Of course, it’s questionable whether the luxury fittings and bespoke environmentalism of the 20 Mile House were sustainable for anyone other than the 1% – a bracket that Bernadette seems to occupy quite comfortably, given her husband’s status as a major tech innovator. Accepting Bernadette, for the moment, as a sustainable visionary, however, it makes sense that she gradually turns her sites towards Antarctica, which has become a figurative focal points for anxieties about white longevity in the face of catastrophic climate change. As the largest ice field on earth and the whitest continent, it’s a natural outlet for Bernadette’s anxieties, which she gradually crystallises into a desperate need to see “the white continent” before it melts, even if it means leaving her husband and daughter behind with no warning.

This sudden departure for Antarctica explains the question in the film’s title, which ponders what it means to contemplate Antarctica as both the whitest visual field on the Earth’s surface, and the vista with the most apocalyptic implications for the entire planet. For Bernadette, this means finding a line of flight both to and from Antarctica, which she manages by getting a job to design to the new South Pole Station, occupied by only the most exclusive of scientists who are “over-wintering” at the bottom tip of the world. By designing the station, Bernadette situates herself in the heart of the continent, the part most secure from climate change, where she helps scientists remain safe enough to keep on rehabilitating the fringes.

No surprise, then, that Bernadette’s decision to accept this job coincides with her reuniting with her family, who arrive to join her between Palmer Station and South Pole Station. No surprise either, perhaps, that it ushers in the first really beautiful sequence in the film – the closing credits, which depict the construction of Bernadette’s vision for the South Pole, set to Cyndi Lauper’s “Time After Time.” Finally, we glimpse Bernadette’s appeal, and the film this might have been if it was made twenty years ago, while there’s a nice symmetry with the 20 Mile House, since everything has to be flown in from afar to make this building come alive.

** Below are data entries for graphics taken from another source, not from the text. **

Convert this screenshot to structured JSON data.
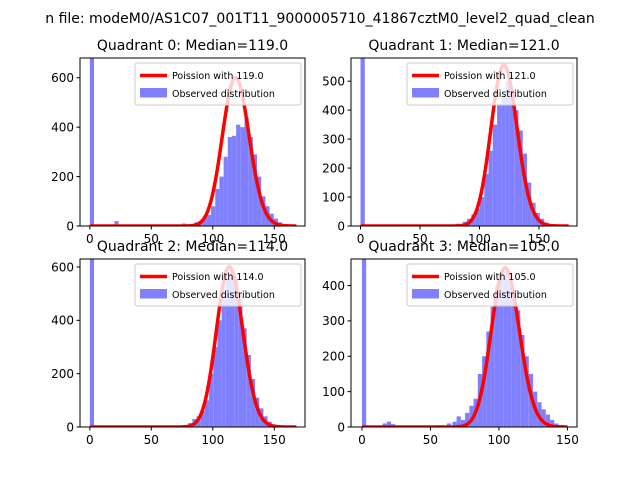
{
  "figure": {
    "suptitle": "n file: modeM0/AS1C07_001T11_9000005710_41867cztM0_level2_quad_clean"
  },
  "colors": {
    "poisson_line": "#ff0000",
    "histogram": "#8080ff",
    "axes": "#000000",
    "background": "#ffffff"
  },
  "chart_data": [
    {
      "type": "bar",
      "title": "Quadrant 0: Median=119.0",
      "xlabel": "",
      "ylabel": "",
      "xlim": [
        -8,
        175
      ],
      "ylim": [
        0,
        680
      ],
      "xticks": [
        0,
        50,
        100,
        150
      ],
      "yticks": [
        0,
        200,
        400,
        600
      ],
      "legend_position": "upper-right",
      "grid": false,
      "series": [
        {
          "name": "Poission with 119.0",
          "kind": "line",
          "lambda": 119.0,
          "scale": 600,
          "x_range": [
            0,
            168
          ]
        },
        {
          "name": "Observed distribution",
          "kind": "histogram",
          "bin_width": 3.4,
          "bins": [
            {
              "x": 0,
              "y": 680
            },
            {
              "x": 3.4,
              "y": 3
            },
            {
              "x": 10,
              "y": 3
            },
            {
              "x": 20,
              "y": 20
            },
            {
              "x": 30,
              "y": 3
            },
            {
              "x": 50,
              "y": 3
            },
            {
              "x": 65,
              "y": 5
            },
            {
              "x": 75,
              "y": 10
            },
            {
              "x": 85,
              "y": 15
            },
            {
              "x": 88.4,
              "y": 20
            },
            {
              "x": 91.8,
              "y": 35
            },
            {
              "x": 95.2,
              "y": 45
            },
            {
              "x": 98.6,
              "y": 80
            },
            {
              "x": 102,
              "y": 150
            },
            {
              "x": 105.4,
              "y": 200
            },
            {
              "x": 108.8,
              "y": 280
            },
            {
              "x": 112.2,
              "y": 360
            },
            {
              "x": 115.6,
              "y": 365
            },
            {
              "x": 119,
              "y": 410
            },
            {
              "x": 122.4,
              "y": 400
            },
            {
              "x": 125.8,
              "y": 440
            },
            {
              "x": 129.2,
              "y": 360
            },
            {
              "x": 132.6,
              "y": 290
            },
            {
              "x": 136,
              "y": 200
            },
            {
              "x": 139.4,
              "y": 120
            },
            {
              "x": 142.8,
              "y": 80
            },
            {
              "x": 146.2,
              "y": 50
            },
            {
              "x": 149.6,
              "y": 30
            },
            {
              "x": 153,
              "y": 15
            },
            {
              "x": 156.4,
              "y": 8
            },
            {
              "x": 159.8,
              "y": 4
            }
          ]
        }
      ]
    },
    {
      "type": "bar",
      "title": "Quadrant 1: Median=121.0",
      "xlabel": "",
      "ylabel": "",
      "xlim": [
        -8,
        182
      ],
      "ylim": [
        0,
        580
      ],
      "xticks": [
        0,
        50,
        100,
        150
      ],
      "yticks": [
        0,
        100,
        200,
        300,
        400,
        500
      ],
      "legend_position": "upper-right",
      "grid": false,
      "series": [
        {
          "name": "Poission with 121.0",
          "kind": "line",
          "lambda": 121.0,
          "scale": 555,
          "x_range": [
            0,
            175
          ]
        },
        {
          "name": "Observed distribution",
          "kind": "histogram",
          "bin_width": 3.6,
          "bins": [
            {
              "x": 0,
              "y": 580
            },
            {
              "x": 3.6,
              "y": 3
            },
            {
              "x": 15,
              "y": 3
            },
            {
              "x": 40,
              "y": 3
            },
            {
              "x": 65,
              "y": 3
            },
            {
              "x": 80,
              "y": 8
            },
            {
              "x": 86,
              "y": 15
            },
            {
              "x": 89.6,
              "y": 25
            },
            {
              "x": 93.2,
              "y": 40
            },
            {
              "x": 96.8,
              "y": 60
            },
            {
              "x": 100.4,
              "y": 100
            },
            {
              "x": 104,
              "y": 180
            },
            {
              "x": 107.6,
              "y": 260
            },
            {
              "x": 111.2,
              "y": 350
            },
            {
              "x": 114.8,
              "y": 420
            },
            {
              "x": 118.4,
              "y": 450
            },
            {
              "x": 122,
              "y": 500
            },
            {
              "x": 125.6,
              "y": 470
            },
            {
              "x": 129.2,
              "y": 400
            },
            {
              "x": 132.8,
              "y": 330
            },
            {
              "x": 136.4,
              "y": 250
            },
            {
              "x": 140,
              "y": 150
            },
            {
              "x": 143.6,
              "y": 80
            },
            {
              "x": 147.2,
              "y": 45
            },
            {
              "x": 150.8,
              "y": 25
            },
            {
              "x": 154.4,
              "y": 12
            },
            {
              "x": 158,
              "y": 6
            },
            {
              "x": 161.6,
              "y": 3
            }
          ]
        }
      ]
    },
    {
      "type": "bar",
      "title": "Quadrant 2: Median=114.0",
      "xlabel": "",
      "ylabel": "",
      "xlim": [
        -8,
        175
      ],
      "ylim": [
        0,
        630
      ],
      "xticks": [
        0,
        50,
        100,
        150
      ],
      "yticks": [
        0,
        200,
        400,
        600
      ],
      "legend_position": "upper-right",
      "grid": false,
      "series": [
        {
          "name": "Poission with 114.0",
          "kind": "line",
          "lambda": 114.0,
          "scale": 600,
          "x_range": [
            0,
            168
          ]
        },
        {
          "name": "Observed distribution",
          "kind": "histogram",
          "bin_width": 3.4,
          "bins": [
            {
              "x": 0,
              "y": 630
            },
            {
              "x": 3.4,
              "y": 3
            },
            {
              "x": 75,
              "y": 5
            },
            {
              "x": 80,
              "y": 15
            },
            {
              "x": 83.4,
              "y": 30
            },
            {
              "x": 86.8,
              "y": 40
            },
            {
              "x": 90.2,
              "y": 60
            },
            {
              "x": 93.6,
              "y": 100
            },
            {
              "x": 97,
              "y": 200
            },
            {
              "x": 100.4,
              "y": 300
            },
            {
              "x": 103.8,
              "y": 400
            },
            {
              "x": 107.2,
              "y": 500
            },
            {
              "x": 110.6,
              "y": 560
            },
            {
              "x": 114,
              "y": 590
            },
            {
              "x": 117.4,
              "y": 560
            },
            {
              "x": 120.8,
              "y": 500
            },
            {
              "x": 124.2,
              "y": 370
            },
            {
              "x": 127.6,
              "y": 270
            },
            {
              "x": 131,
              "y": 180
            },
            {
              "x": 134.4,
              "y": 110
            },
            {
              "x": 137.8,
              "y": 70
            },
            {
              "x": 141.2,
              "y": 40
            },
            {
              "x": 144.6,
              "y": 20
            },
            {
              "x": 148,
              "y": 10
            },
            {
              "x": 151.4,
              "y": 5
            }
          ]
        }
      ]
    },
    {
      "type": "bar",
      "title": "Quadrant 3: Median=105.0",
      "xlabel": "",
      "ylabel": "",
      "xlim": [
        -8,
        157
      ],
      "ylim": [
        0,
        475
      ],
      "xticks": [
        0,
        50,
        100,
        150
      ],
      "yticks": [
        0,
        100,
        200,
        300,
        400
      ],
      "legend_position": "upper-right",
      "grid": false,
      "series": [
        {
          "name": "Poission with 105.0",
          "kind": "line",
          "lambda": 105.0,
          "scale": 450,
          "x_range": [
            0,
            150
          ]
        },
        {
          "name": "Observed distribution",
          "kind": "histogram",
          "bin_width": 3.1,
          "bins": [
            {
              "x": 0,
              "y": 475
            },
            {
              "x": 3.1,
              "y": 3
            },
            {
              "x": 15,
              "y": 10
            },
            {
              "x": 18.1,
              "y": 15
            },
            {
              "x": 21.2,
              "y": 8
            },
            {
              "x": 40,
              "y": 3
            },
            {
              "x": 55,
              "y": 5
            },
            {
              "x": 62,
              "y": 10
            },
            {
              "x": 66,
              "y": 15
            },
            {
              "x": 69.1,
              "y": 30
            },
            {
              "x": 72.2,
              "y": 20
            },
            {
              "x": 75.3,
              "y": 40
            },
            {
              "x": 78.4,
              "y": 60
            },
            {
              "x": 81.5,
              "y": 80
            },
            {
              "x": 84.6,
              "y": 150
            },
            {
              "x": 87.7,
              "y": 200
            },
            {
              "x": 90.8,
              "y": 270
            },
            {
              "x": 93.9,
              "y": 340
            },
            {
              "x": 97,
              "y": 400
            },
            {
              "x": 100.1,
              "y": 420
            },
            {
              "x": 103.2,
              "y": 440
            },
            {
              "x": 106.3,
              "y": 420
            },
            {
              "x": 109.4,
              "y": 380
            },
            {
              "x": 112.5,
              "y": 330
            },
            {
              "x": 115.6,
              "y": 260
            },
            {
              "x": 118.7,
              "y": 200
            },
            {
              "x": 121.8,
              "y": 150
            },
            {
              "x": 124.9,
              "y": 100
            },
            {
              "x": 128,
              "y": 70
            },
            {
              "x": 131.1,
              "y": 50
            },
            {
              "x": 134.2,
              "y": 35
            },
            {
              "x": 137.3,
              "y": 20
            },
            {
              "x": 140.4,
              "y": 10
            },
            {
              "x": 143.5,
              "y": 5
            }
          ]
        }
      ]
    }
  ]
}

Nevertheless, something doesn’t stick about the film as a whole – the lyricism comes too late, and ultimately feels like an afterthought for a white savior complex applied to the very climate changes issues that complex has so often exacerbated. For all the scientific optimism on the closing scenes, it’s hard not to feel that the South Pole functions here primarily as a pinnacle of whiteness, since as the most isolated part of the world, it’s also the most competitive and elite, meaning that Bernadette has to bring in the big guns to even get a chance at the job, even though she somehow immediately lands it as soon as she mentions her credentials too. Call it a strange experiment, then, more than a fully-formed film – and an experiment that is likely to seem even stranger with time, if only because it is already so weirdly out of time.